By Joe Morgan and Jack Dyson via SWNS
Printing bosses are in disbelief after world health scientists have named the latest Covid-19 variant the same as their quarter-century-old business, Omicron.
But instead of fearing business dropping or having to change the name, they are now hoping their customers will finally stop spelling it incorrectly.
Dave Loveridge, director, and owner Mark Fawcett-Jones, have said they are hoping to spread some light during a difficult time by dressing up in Breaking Bad-style costumes and adding "not the variant" in email signatures.
The Omicron variant was first identified by researchers in southern Africa, and there have now been around 14 cases in the UK.
Omicron Reprographics, which named itself after the Greek letter long before Covid scientists, has been in Kent, England for 25 years.
The printing company was notable at the start of the pandemic for producing a lot of banners, signs and handouts for hospitals in the county.
Mr. Loveridge said: "We've been asked by a few people if we'd considered changing the name, but we haven't.
"We've had the business since 2008, and it's been around for 25 years, so we're well-known throughout the southeast. We're hoping we won't need to change the name.
"It's our web address and email address. We're forever having to spell it to people as they get the name wrong all the time.

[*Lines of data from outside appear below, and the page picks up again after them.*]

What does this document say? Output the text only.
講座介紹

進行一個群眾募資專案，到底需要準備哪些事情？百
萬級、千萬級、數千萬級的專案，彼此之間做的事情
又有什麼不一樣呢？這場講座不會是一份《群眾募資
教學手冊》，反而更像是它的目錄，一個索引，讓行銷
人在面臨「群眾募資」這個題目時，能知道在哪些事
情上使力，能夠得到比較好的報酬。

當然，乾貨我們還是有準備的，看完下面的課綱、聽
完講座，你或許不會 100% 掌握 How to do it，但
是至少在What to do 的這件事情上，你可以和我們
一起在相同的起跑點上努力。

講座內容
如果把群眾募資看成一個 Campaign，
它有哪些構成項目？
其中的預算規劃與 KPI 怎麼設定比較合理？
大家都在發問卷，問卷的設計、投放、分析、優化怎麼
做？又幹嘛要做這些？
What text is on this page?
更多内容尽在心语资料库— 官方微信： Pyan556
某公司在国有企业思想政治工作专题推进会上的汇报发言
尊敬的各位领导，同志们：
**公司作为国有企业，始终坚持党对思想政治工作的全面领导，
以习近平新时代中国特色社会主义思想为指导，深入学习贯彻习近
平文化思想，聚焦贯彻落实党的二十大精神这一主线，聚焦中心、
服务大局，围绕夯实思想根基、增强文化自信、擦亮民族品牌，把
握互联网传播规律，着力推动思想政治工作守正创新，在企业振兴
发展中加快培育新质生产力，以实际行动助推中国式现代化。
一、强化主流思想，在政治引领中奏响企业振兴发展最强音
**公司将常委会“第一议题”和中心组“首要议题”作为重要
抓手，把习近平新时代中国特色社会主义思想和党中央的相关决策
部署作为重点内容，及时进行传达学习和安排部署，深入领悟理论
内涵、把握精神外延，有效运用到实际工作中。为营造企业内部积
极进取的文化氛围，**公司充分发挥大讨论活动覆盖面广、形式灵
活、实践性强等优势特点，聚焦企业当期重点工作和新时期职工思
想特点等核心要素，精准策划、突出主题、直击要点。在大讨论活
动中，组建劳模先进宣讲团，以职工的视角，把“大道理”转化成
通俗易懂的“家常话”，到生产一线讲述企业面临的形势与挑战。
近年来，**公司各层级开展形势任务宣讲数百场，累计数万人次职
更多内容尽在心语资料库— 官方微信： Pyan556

"We're hoping that now they're going to get right, having corrected people for the last 13 years."
Despite this, he has not witnessed a drop in trade.
Mr. Loveridge continued: "There's been no impact so far and we've had quite a busy day.
"If people believed it came from us and that we'd started it, then maybe we would have to consider changing the name.
"We're having current and former customers getting in touch and saying 'isn't that strange they've chosen your name?' The phone's just lit up."
Omicron would not be the first business to have faced calls to change names - such as Corona beer which denied that it would change branding in the wake of the pandemic.
However, when the militant terrorist group ISIS gained notoriety - several businesses, bands and a translation agency had to change their names to distance themselves.